Themed gardens: The Botanical Garden is divided into a number of smaller themed gardens. The Lord and Taylor Rose Garden is still one of the most important but there are plenty of others with local and exotic plants. Visitors can walk through the authentic Japanese Garden, an aromatic garden with scented flowers or the Palm Garden, with its palm trees and bamboo. There’s also a medicinal herb garden, azaleas, camellias and magnolias, a demonstration garden with vegetables and fruit, and a butterfly walk. The Botanical Garden is adorned with more than 10 statues, mostly from the Mexican-born Louisiana artist Enrique Alferez.
Conservatory: A couple of small greenhouses hold the garden’s succulents and cacti. One of the highlights of the Botanical Garden is the rose-pink Conservatory of the Two Sisters, home to a tropical rain forest and an exhibit on living fossils: plants that existed before there were flowering plants on Earth.
Train Garden: An unusual attraction is the Historic New Orleans Train Garden, which has models of New Orleans landmarks made from natural materials such as twigs and bark. Miniature streetcars and trains travel through this scenery on a 1,400-foot-long railway track.
Learn more at www.neworleanscitypark.com.

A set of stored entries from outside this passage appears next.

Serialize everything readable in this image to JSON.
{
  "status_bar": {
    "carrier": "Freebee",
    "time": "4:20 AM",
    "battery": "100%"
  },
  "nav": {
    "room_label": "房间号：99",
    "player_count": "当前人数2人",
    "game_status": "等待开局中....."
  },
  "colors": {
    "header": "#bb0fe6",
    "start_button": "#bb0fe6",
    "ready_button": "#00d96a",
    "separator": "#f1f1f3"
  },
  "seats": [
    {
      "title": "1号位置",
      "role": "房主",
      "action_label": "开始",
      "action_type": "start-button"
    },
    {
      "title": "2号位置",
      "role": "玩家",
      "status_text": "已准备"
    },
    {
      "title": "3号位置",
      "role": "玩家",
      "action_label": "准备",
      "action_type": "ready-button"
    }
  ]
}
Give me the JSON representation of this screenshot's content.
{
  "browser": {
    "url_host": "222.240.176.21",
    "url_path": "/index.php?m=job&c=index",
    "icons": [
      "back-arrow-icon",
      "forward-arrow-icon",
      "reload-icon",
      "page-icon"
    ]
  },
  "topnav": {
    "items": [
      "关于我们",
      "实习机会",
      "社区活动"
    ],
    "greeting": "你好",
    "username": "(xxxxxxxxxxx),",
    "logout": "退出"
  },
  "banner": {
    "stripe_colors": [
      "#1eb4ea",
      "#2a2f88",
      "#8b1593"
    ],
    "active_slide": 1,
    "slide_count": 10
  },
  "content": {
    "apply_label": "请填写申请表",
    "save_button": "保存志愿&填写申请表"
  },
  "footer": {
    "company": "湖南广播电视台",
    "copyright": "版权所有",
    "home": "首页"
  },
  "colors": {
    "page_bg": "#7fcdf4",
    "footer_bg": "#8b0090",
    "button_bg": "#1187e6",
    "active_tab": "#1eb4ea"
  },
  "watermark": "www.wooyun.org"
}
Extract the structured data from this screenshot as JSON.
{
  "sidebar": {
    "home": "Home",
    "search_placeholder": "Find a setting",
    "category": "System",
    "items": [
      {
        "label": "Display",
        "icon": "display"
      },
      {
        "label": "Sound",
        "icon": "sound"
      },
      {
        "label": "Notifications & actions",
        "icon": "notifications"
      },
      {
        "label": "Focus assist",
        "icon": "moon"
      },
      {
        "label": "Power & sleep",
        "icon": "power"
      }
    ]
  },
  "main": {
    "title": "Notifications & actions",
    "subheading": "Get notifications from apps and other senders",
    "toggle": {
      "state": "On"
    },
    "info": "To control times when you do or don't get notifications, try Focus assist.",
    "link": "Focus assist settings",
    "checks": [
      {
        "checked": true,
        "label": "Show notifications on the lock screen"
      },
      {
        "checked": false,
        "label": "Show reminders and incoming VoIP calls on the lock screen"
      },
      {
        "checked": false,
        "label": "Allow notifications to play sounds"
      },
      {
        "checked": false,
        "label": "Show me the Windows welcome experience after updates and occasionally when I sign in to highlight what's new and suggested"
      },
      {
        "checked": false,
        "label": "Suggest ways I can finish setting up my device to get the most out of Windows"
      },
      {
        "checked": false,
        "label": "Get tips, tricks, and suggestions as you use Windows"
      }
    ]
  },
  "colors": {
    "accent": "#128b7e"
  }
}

The top-rated Audubon Zoo replicates some of the world’s most diverse habitats — from the swamps of Louisiana to the grasslands of Africa — and the creatures that dwell in them, among them Komodo dragons and two rare white tigers. The zoo is part of the Audubon Nature Institute that also manages the Audubon Aquarium of the Americas. At the aquarium on Canal Street, you can walk through an underwater reef tunnel, twinge with fear at the tropical sharks, watch penguins play and go hands-on with exotic birds. Don’t forget the Audubon Butterfly Garden and Insectarium, also on Canal, for an up-close glimpse of creepy crawlers, butterflies and edible insects. Go to www.auduboninstitute.org.